After cooling, toss them in with the salad. This is a type of dish that gets better the longer you let it sit. 2 hours minimum would be ideal, and it tastes just fine the next day.

Before...

After!....
If you'll notice, there is no arugula in the above-pictured salad. That is because I got too hungry and hasty (yet again) and started to eat it before the salad was complete. In fact it's probably not even a salad because the only green things in it are 5% scallions and mint. When I eat it for lunch tomorrow, I will add in the arugula, but I'm assuming I'll also be too hungry then to take a proper picture of the finished product. I suppose you'll just have to imagine it with more green things in it :)
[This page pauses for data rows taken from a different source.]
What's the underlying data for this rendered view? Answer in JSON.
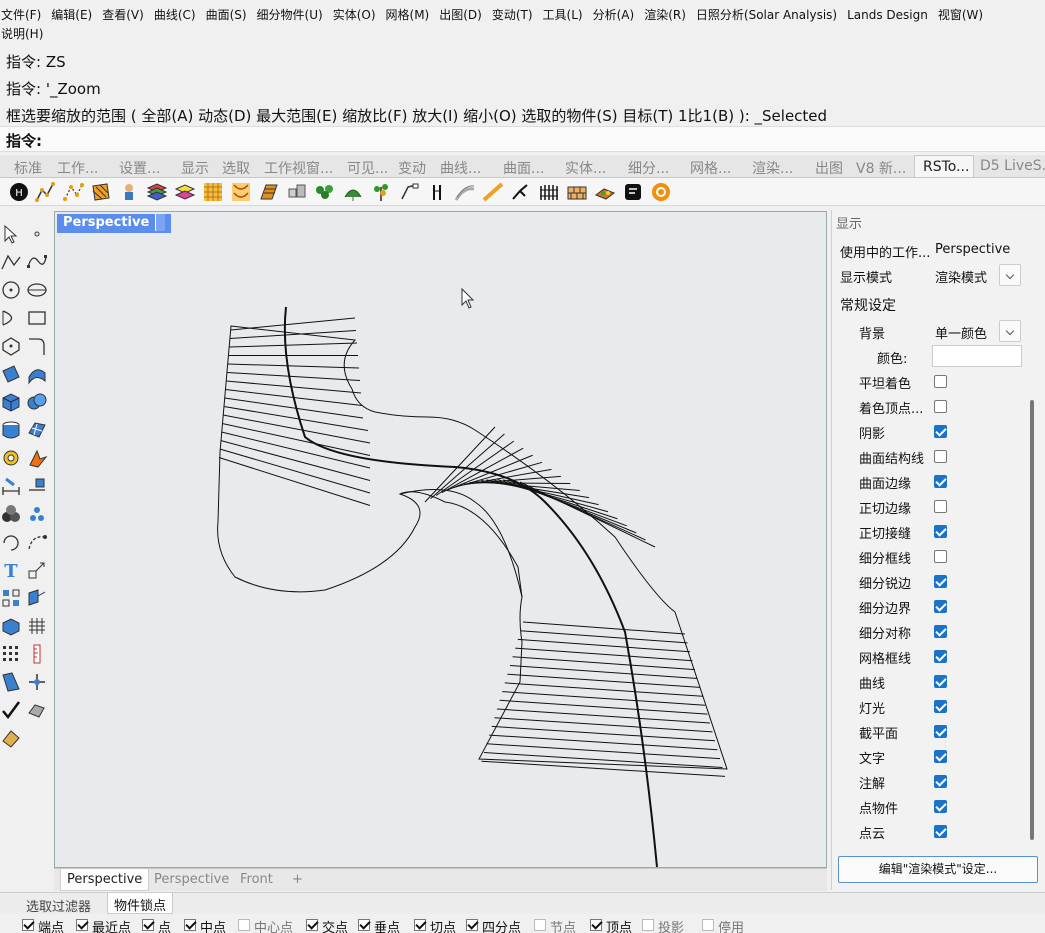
{
  "menu": {
    "row1": [
      "文件(F)",
      "编辑(E)",
      "查看(V)",
      "曲线(C)",
      "曲面(S)",
      "细分物件(U)",
      "实体(O)",
      "网格(M)",
      "出图(D)",
      "变动(T)",
      "工具(L)",
      "分析(A)",
      "渲染(R)",
      "日照分析(Solar Analysis)",
      "Lands Design",
      "视窗(W)"
    ],
    "row2": [
      "说明(H)"
    ]
  },
  "command": {
    "history": [
      "指令: ZS",
      "指令: '_Zoom",
      "框选要缩放的范围 ( 全部(A)  动态(D)  最大范围(E)  缩放比(F)  放大(I)  缩小(O)  选取的物件(S)  目标(T)  1比1(B) ): _Selected"
    ],
    "prompt": "指令:"
  },
  "toolbar_tabs": [
    "标准",
    "工作...",
    "设置...",
    "显示",
    "选取",
    "工作视窗...",
    "可见...",
    "变动",
    "曲线...",
    "曲面...",
    "实体...",
    "细分...",
    "网格...",
    "渲染...",
    "出图",
    "V8 新...",
    "RSTo...",
    "D5 LiveS..."
  ],
  "toolbar_active_tab": "RSTo...",
  "viewport": {
    "title": "Perspective",
    "tabs": [
      "Perspective",
      "Perspective",
      "Front"
    ],
    "active_tab": 0,
    "add_tab_glyph": "+"
  },
  "panel": {
    "header": "显示",
    "active_viewport_label": "使用中的工作...",
    "active_viewport_value": "Perspective",
    "display_mode_label": "显示模式",
    "display_mode_value": "渲染模式",
    "general_settings": "常规设定",
    "background_label": "背景",
    "background_value": "单一颜色",
    "color_label": "颜色:",
    "options": [
      {
        "label": "平坦着色",
        "checked": false
      },
      {
        "label": "着色顶点...",
        "checked": false
      },
      {
        "label": "阴影",
        "checked": true
      },
      {
        "label": "曲面结构线",
        "checked": false
      },
      {
        "label": "曲面边缘",
        "checked": true
      },
      {
        "label": "正切边缘",
        "checked": false
      },
      {
        "label": "正切接缝",
        "checked": true
      },
      {
        "label": "细分框线",
        "checked": false
      },
      {
        "label": "细分锐边",
        "checked": true
      },
      {
        "label": "细分边界",
        "checked": true
      },
      {
        "label": "细分对称",
        "checked": true
      },
      {
        "label": "网格框线",
        "checked": true
      },
      {
        "label": "曲线",
        "checked": true
      },
      {
        "label": "灯光",
        "checked": true
      },
      {
        "label": "截平面",
        "checked": true
      },
      {
        "label": "文字",
        "checked": true
      },
      {
        "label": "注解",
        "checked": true
      },
      {
        "label": "点物件",
        "checked": true
      },
      {
        "label": "点云",
        "checked": true
      }
    ],
    "edit_button": "编辑\"渲染模式\"设定..."
  },
  "bottom_tabs": [
    "选取过滤器",
    "物件锁点"
  ],
  "bottom_active_tab": 1,
  "osnaps": [
    {
      "label": "端点",
      "checked": true
    },
    {
      "label": "最近点",
      "checked": true
    },
    {
      "label": "点",
      "checked": true
    },
    {
      "label": "中点",
      "checked": true
    },
    {
      "label": "中心点",
      "checked": false
    },
    {
      "label": "交点",
      "checked": true
    },
    {
      "label": "垂点",
      "checked": true
    },
    {
      "label": "切点",
      "checked": true
    },
    {
      "label": "四分点",
      "checked": true
    },
    {
      "label": "节点",
      "checked": false
    },
    {
      "label": "顶点",
      "checked": true
    },
    {
      "label": "投影",
      "checked": false
    },
    {
      "label": "停用",
      "checked": false
    }
  ],
  "colors": {
    "viewport_title_bg": "#5b8def",
    "checkbox_checked": "#1a73c8",
    "viewport_bg": "#e8ebed"
  }
}
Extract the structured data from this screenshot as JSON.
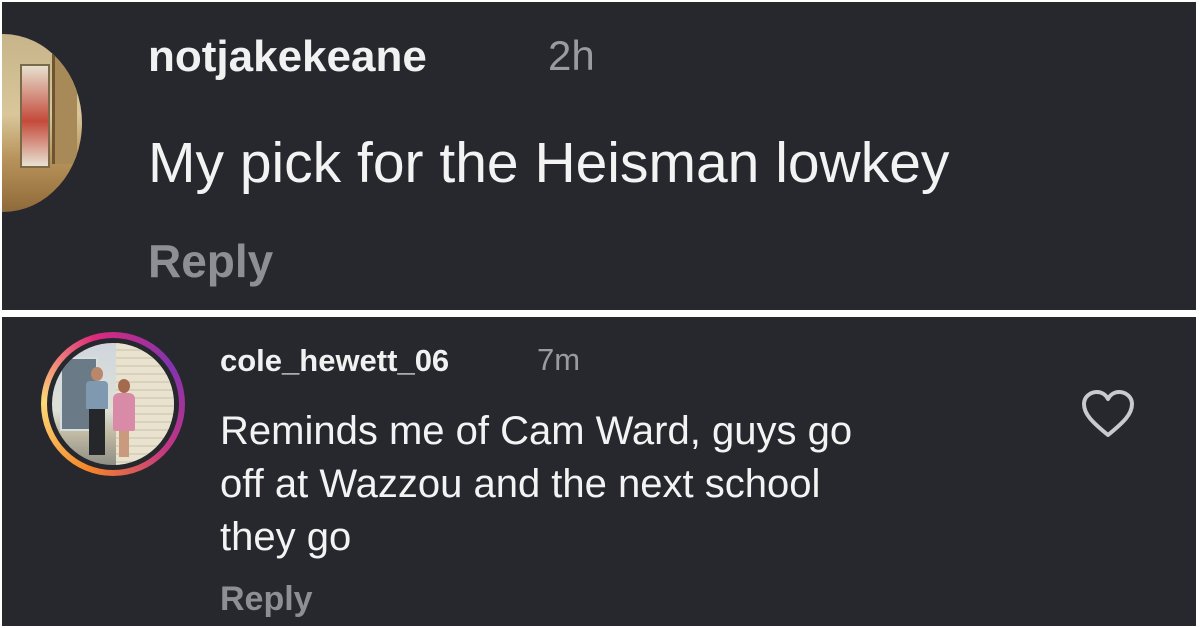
{
  "top_comment": {
    "username": "notjakekeane",
    "time": "2h",
    "text": "My pick for the Heisman lowkey",
    "reply_label": "Reply"
  },
  "bottom_comment": {
    "username": "cole_hewett_06",
    "time": "7m",
    "text_lines": [
      "Reminds me of Cam Ward, guys go",
      "off at Wazzou and the next school",
      "they go"
    ],
    "reply_label": "Reply",
    "like_icon": "heart-outline-icon"
  },
  "colors": {
    "background": "#27282e",
    "primary_text": "#f3f3f3",
    "secondary_text": "#9a9ba0",
    "story_ring": [
      "#f58529",
      "#feda77",
      "#dd2a7b",
      "#8134af"
    ]
  }
}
And just because these are beautiful...


On an unrelated note, happy graduation and congratulations to the new Doctors of the Class of 2011! And to the new Doctor Doctors, and Doctor Masters, and whatever other degrees you all have accumulated over the years. Best of luck in your professional and personal endeavors....and hooray for no 30-hour-call days!! (we think this is a good thing, anyway.)